The judges said ELATT had demonstrated exceptional performance in terms of high-quality teaching, learner achievement and meeting business goals during the past academic year. They added that the training provider was “a great example of what the FE sector is about” and the “best embodied example of diversity”.
A number of highly successful colleges entered in this category, but the judges felt Bridgwater’s submission stood out from the rest. The college has sustained its outstanding performance over many years, and has built exceptional partnerships with employers and the local community.
Despite a challenging funding climate, a falling number of 16- to 18-year-olds in the local area and increasing competition from sixth-form colleges and academies, Bridgwater has maintained excellent levels of student recruitment and retention. The college boasts a 100 per cent increase in the number of apprenticeships created over the past three years. And last year Bridgwater secured its largest training contract to date: a deal with the Ministry of Defence.
The college is also at the forefront of responding to industry workforce needs, and has engaged in the development and delivery of Trailblazer standards for apprenticeships.
Bridgwater’s achievements hinge on the leadership team’s commitment to providing the best possible learning opportunities for students and staff, and a willingness to share best practice.

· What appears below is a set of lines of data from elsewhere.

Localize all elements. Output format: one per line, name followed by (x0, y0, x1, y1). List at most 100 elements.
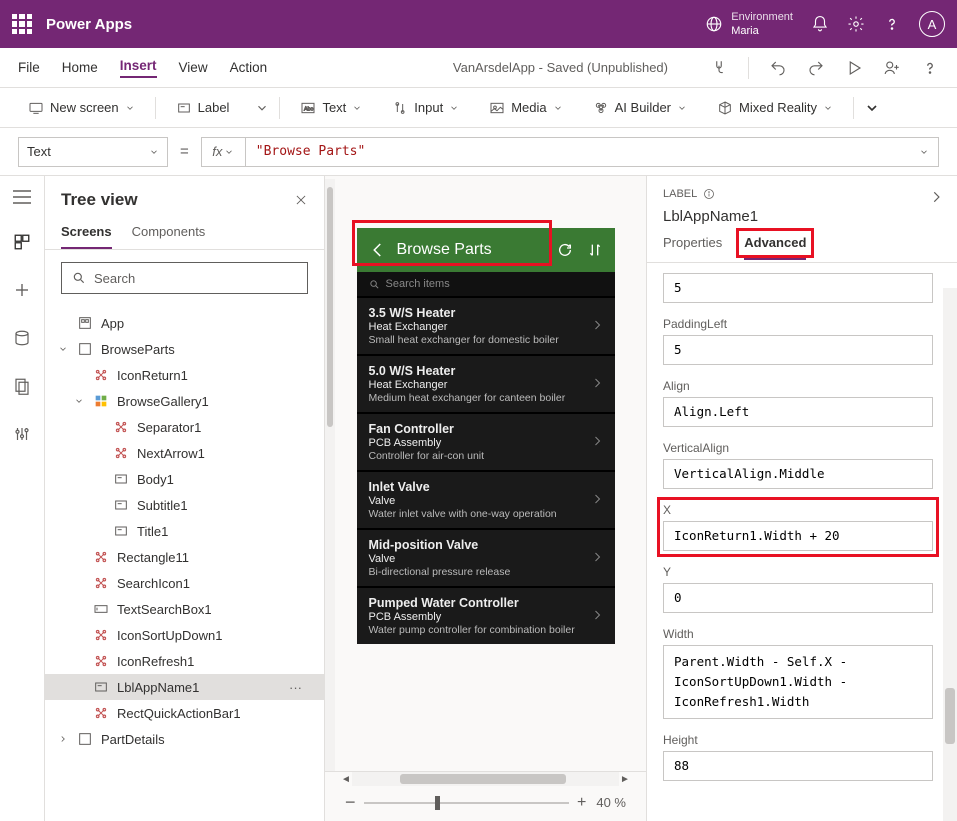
tree-item[interactable]: Body1 (45, 466, 324, 492)
ribbon-ai-builder[interactable]: AI Builder (583, 96, 697, 120)
menu-file[interactable]: File (18, 60, 40, 75)
play-icon[interactable] (845, 59, 863, 77)
tree-item[interactable]: Subtitle1 (45, 492, 324, 518)
tree-item[interactable]: IconSortUpDown1 (45, 622, 324, 648)
tree-item[interactable]: Title1 (45, 518, 324, 544)
settings-rail-icon[interactable] (12, 424, 32, 444)
tree-item-label: IconReturn1 (117, 368, 188, 383)
tree-item[interactable]: SearchIcon1 (45, 570, 324, 596)
gear-icon[interactable] (847, 15, 865, 33)
formula-input[interactable]: "Browse Parts" (246, 144, 910, 159)
prop-input[interactable]: VerticalAlign.Middle (663, 459, 933, 489)
info-icon[interactable] (703, 188, 715, 200)
sort-icon[interactable] (587, 242, 603, 258)
list-item[interactable]: Inlet ValveValveWater inlet valve with o… (357, 470, 615, 528)
phone-preview[interactable]: Browse Parts Search items 3.5 W/S Heater… (357, 228, 615, 644)
list-item[interactable]: 5.0 W/S HeaterHeat ExchangerMedium heat … (357, 354, 615, 412)
more-icon[interactable]: ··· (289, 680, 302, 695)
list-item[interactable]: Fan ControllerPCB AssemblyController for… (357, 412, 615, 470)
text-icon: Abc (300, 100, 316, 116)
chevron-right-icon (591, 319, 603, 334)
undo-icon[interactable] (769, 59, 787, 77)
waffle-icon[interactable] (12, 14, 32, 34)
canvas-vscrollbar[interactable] (325, 179, 335, 771)
chevron-right-icon (591, 435, 603, 450)
tree-item[interactable]: IconRefresh1 (45, 648, 324, 674)
help-icon[interactable] (883, 15, 901, 33)
chevron-down-icon[interactable] (224, 147, 234, 157)
tree-search-input[interactable]: Search (61, 262, 308, 294)
share-icon[interactable] (883, 59, 901, 77)
menu-view[interactable]: View (179, 60, 208, 75)
list-item[interactable]: Pumped Water ControllerPCB AssemblyWater… (357, 586, 615, 644)
close-icon[interactable] (294, 193, 308, 207)
tree-item[interactable]: BrowseGallery1 (45, 388, 324, 414)
add-rail-icon[interactable] (12, 280, 32, 300)
chevron-down-icon (553, 103, 563, 113)
data-rail-icon[interactable] (12, 328, 32, 348)
prop-input[interactable]: Parent.Width - Self.X - IconSortUpDown1.… (663, 645, 933, 719)
media-icon (489, 100, 505, 116)
tree-item[interactable]: Separator1 (45, 414, 324, 440)
tree-item[interactable]: IconReturn1 (45, 362, 324, 388)
help-secondary-icon[interactable] (921, 59, 939, 77)
chevron-down-icon (149, 147, 159, 157)
tree-item[interactable]: App (45, 310, 324, 336)
tab-screens[interactable]: Screens (61, 224, 112, 249)
tree-item-label: Rectangle11 (117, 550, 189, 565)
props-vscrollbar[interactable] (943, 288, 957, 821)
tree-panel: Tree view Screens Components Search AppB… (45, 176, 325, 821)
prop-input[interactable]: 5 (663, 335, 933, 365)
tree-item[interactable]: RectQuickActionBar1 (45, 700, 324, 726)
refresh-icon[interactable] (557, 242, 573, 258)
avatar[interactable]: A (919, 11, 945, 37)
menu-action[interactable]: Action (230, 60, 268, 75)
chevron-down-expand-icon[interactable] (864, 100, 880, 116)
ribbon-input[interactable]: Input (382, 96, 469, 120)
bell-icon[interactable] (811, 15, 829, 33)
list-item[interactable]: Mid-position ValveValveBi-directional pr… (357, 528, 615, 586)
list-item[interactable]: 3.5 W/S HeaterHeat ExchangerSmall heat e… (357, 296, 615, 354)
prop-input[interactable]: Align.Left (663, 397, 933, 427)
prop-input[interactable]: 5 (663, 273, 933, 303)
formula-expand[interactable] (910, 147, 938, 157)
menu-insert[interactable]: Insert (120, 58, 157, 78)
formula-property-selector[interactable]: Text (18, 137, 168, 167)
canvas-hscrollbar[interactable]: ◄ ► (340, 772, 631, 786)
tree-item-label: IconSortUpDown1 (117, 628, 223, 643)
chevron-down-icon (352, 103, 362, 113)
menu-home[interactable]: Home (62, 60, 98, 75)
tab-components[interactable]: Components (132, 224, 206, 249)
tree-item-label: Subtitle1 (137, 498, 188, 513)
redo-icon[interactable] (807, 59, 825, 77)
tree-item-icon (113, 419, 129, 435)
ribbon-new-screen[interactable]: New screen (18, 96, 145, 120)
tree-view-rail-icon[interactable] (12, 232, 32, 252)
hamburger-icon[interactable] (12, 190, 32, 204)
ribbon-media[interactable]: Media (479, 96, 572, 120)
tree-item[interactable]: PartDetails (45, 726, 324, 752)
tree-item[interactable]: TextSearchBox1 (45, 596, 324, 622)
tree-item[interactable]: BrowseParts (45, 336, 324, 362)
environment-switcher[interactable]: Environment Maria (705, 10, 793, 38)
ribbon-mixed-reality[interactable]: Mixed Reality (707, 96, 843, 120)
chevron-down-icon[interactable] (255, 101, 269, 115)
tab-properties[interactable]: Properties (663, 235, 722, 260)
tree-item-icon (113, 445, 129, 461)
prop-input[interactable]: 0 (663, 583, 933, 613)
ribbon-text[interactable]: Abc Text (290, 96, 372, 120)
tree-item[interactable]: Rectangle11 (45, 544, 324, 570)
tree-item-icon (113, 497, 129, 513)
ribbon-label[interactable]: Label (166, 96, 240, 120)
phone-search[interactable]: Search items (357, 272, 615, 296)
tree-item[interactable]: LblAppName1··· (45, 674, 324, 700)
chevron-right-icon[interactable] (929, 190, 943, 204)
zoom-out[interactable]: − (345, 792, 356, 813)
tree-item[interactable]: NextArrow1 (45, 440, 324, 466)
checker-icon[interactable] (710, 59, 728, 77)
zoom-in[interactable]: + (577, 794, 586, 812)
env-label: Environment (731, 10, 793, 24)
prop-input[interactable]: 88 (663, 751, 933, 781)
zoom-slider[interactable] (364, 802, 570, 804)
media-rail-icon[interactable] (12, 376, 32, 396)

This is reflected in the college’s success rates – this year it was in the top 10 per cent of colleges nationally.
The judges said: “These successes, coupled with its sustained excellence in governance and leadership, place Bridgwater among the UK’s most successful FE colleges.”

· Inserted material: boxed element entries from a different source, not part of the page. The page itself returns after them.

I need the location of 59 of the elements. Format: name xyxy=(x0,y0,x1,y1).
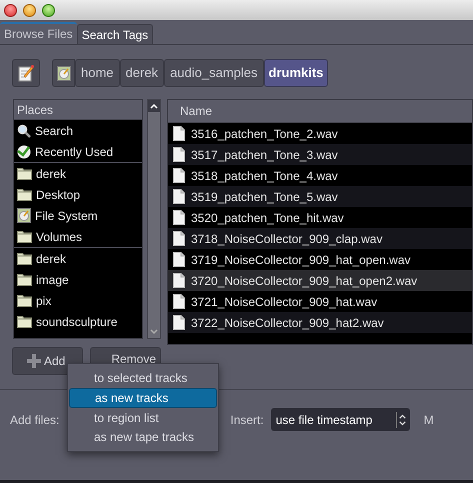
place-item[interactable]: soundsculpture xyxy=(14,311,142,332)
file-row[interactable]: 3718_NoiseCollector_909_clap.wav xyxy=(168,228,472,249)
menu-item[interactable]: as new tape tracks xyxy=(69,427,217,448)
document-icon xyxy=(173,252,185,267)
place-item[interactable]: pix xyxy=(14,290,142,311)
file-row[interactable]: 3519_patchen_Tone_5.wav xyxy=(168,186,472,207)
document-icon xyxy=(173,210,185,225)
folder-icon xyxy=(17,230,32,243)
document-icon xyxy=(173,126,185,141)
place-item[interactable]: derek xyxy=(14,248,142,269)
path-button[interactable]: home xyxy=(75,59,120,87)
place-item[interactable]: Search xyxy=(14,120,142,141)
edit-button[interactable] xyxy=(12,59,40,87)
path-button[interactable]: audio_samples xyxy=(164,59,264,87)
file-row[interactable]: 3517_patchen_Tone_3.wav xyxy=(168,144,472,165)
menu-item[interactable]: to region list xyxy=(69,408,217,428)
insert-label: Insert: xyxy=(230,412,264,428)
path-button[interactable]: derek xyxy=(120,59,164,87)
cut-label: M xyxy=(424,412,434,428)
plus-icon xyxy=(26,353,42,369)
tab[interactable]: Search Tags xyxy=(76,24,154,44)
file-row[interactable]: 3722_NoiseCollector_909_hat2.wav xyxy=(168,312,472,333)
place-item[interactable]: Desktop xyxy=(14,184,142,205)
folder-icon xyxy=(17,167,32,180)
add-button[interactable]: Add xyxy=(12,347,83,375)
document-icon xyxy=(173,315,185,330)
insert-dropdown[interactable]: use file timestamp xyxy=(270,408,410,431)
file-row[interactable]: 3720_NoiseCollector_909_hat_open2.wav xyxy=(168,270,472,291)
root-button[interactable] xyxy=(52,59,75,87)
document-icon xyxy=(173,147,185,162)
folder-icon xyxy=(17,188,32,201)
drive-icon xyxy=(56,66,70,80)
document-icon xyxy=(173,189,185,204)
document-icon xyxy=(173,273,185,288)
place-item[interactable]: File System xyxy=(14,205,142,226)
folder-icon xyxy=(17,315,32,328)
folder-icon xyxy=(17,252,32,265)
stepper-icon xyxy=(396,412,408,428)
folder-icon xyxy=(17,294,32,307)
place-item[interactable]: Volumes xyxy=(14,226,142,247)
document-icon xyxy=(173,294,185,309)
path-button[interactable]: drumkits xyxy=(264,59,328,87)
document-icon xyxy=(173,231,185,246)
place-item[interactable]: image xyxy=(14,269,142,290)
close-button[interactable] xyxy=(4,4,17,16)
minimize-button[interactable] xyxy=(23,4,36,16)
place-item[interactable]: Recently Used xyxy=(14,141,142,162)
notepad-pencil-icon xyxy=(18,64,34,82)
scrollbar[interactable] xyxy=(147,99,161,339)
places-header: Places xyxy=(14,100,142,120)
name-column-header[interactable]: Name xyxy=(168,100,472,123)
add-files-label: Add files: xyxy=(10,412,60,428)
menu-item[interactable]: as new tracks xyxy=(69,388,217,408)
zoom-button[interactable] xyxy=(42,4,55,16)
drive-icon xyxy=(17,208,31,223)
place-item[interactable]: derek xyxy=(14,163,142,184)
document-icon xyxy=(173,168,185,183)
folder-icon xyxy=(17,273,32,286)
search-icon xyxy=(17,124,31,138)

This new award aims to celebrate providers whose approach to delivering apprenticeships stands out from the sector. Exeter College has been named the winner in an exceptional field because of its innovative five-year apprenticeship strategy, which the judges said demonstrated “excellent results in improving recruitment and performance”.
Exeter’s apprenticeship success rates are at an all-time high, 17 per cent above the national average. The college’s engagement and recruitment of apprentices has never been better. And with more than 820 local businesses supporting its apprentices, the programme has gone from strength to strength.
Last year, Exeter College was highlighted by Ofsted as delivering outstanding apprenticeship provision. Outreach has also played a major role in its success: from offering apprenticeship tutorials and workshops to 80 local schools to running a regional apprenticeship exposition with employers. In its first year, the event showcased 55 employers, which offered more than 400 apprenticeships to 800 young attendees.
The college supports one apprentice to act as an ambassador, promoting its programmes directly to young people. It also employs two dedicated support specialists to engage with learners who are at risk of not completing their course.
Hereford Sixth Form College was chosen as the inaugural winner of this new award, in recognition of its innovative provision and impressive student outcomes.
The college is situated in one of England’s most deprived counties. Its intake reflects this: more than 10 per cent of students have a learning difficulty or disability, and nearly 10 per cent speak English as an additional language.
Despite this, the college’s Alps score for the past three years puts it in the top 5 per cent of all schools and colleges in the system. The proportion of A*-B grades per A-level entry is 60 per cent – the best for non-selective sixth-form colleges nationally. Taken together with the college’s focus on supporting and stretching all students, the judges agreed that this made Hereford an all-round outstanding place to study.
In his submission, principal Dr Jonathan Godfrey said: “I am incredibly proud of the commitment shown by staff in these circumstances and it is for them I am applying for the award.”
The judges said Hereford was “a worthy winner in what was a very strong field”, highlighting the college’s diverse enrichment programme and wide range of expert online lectures.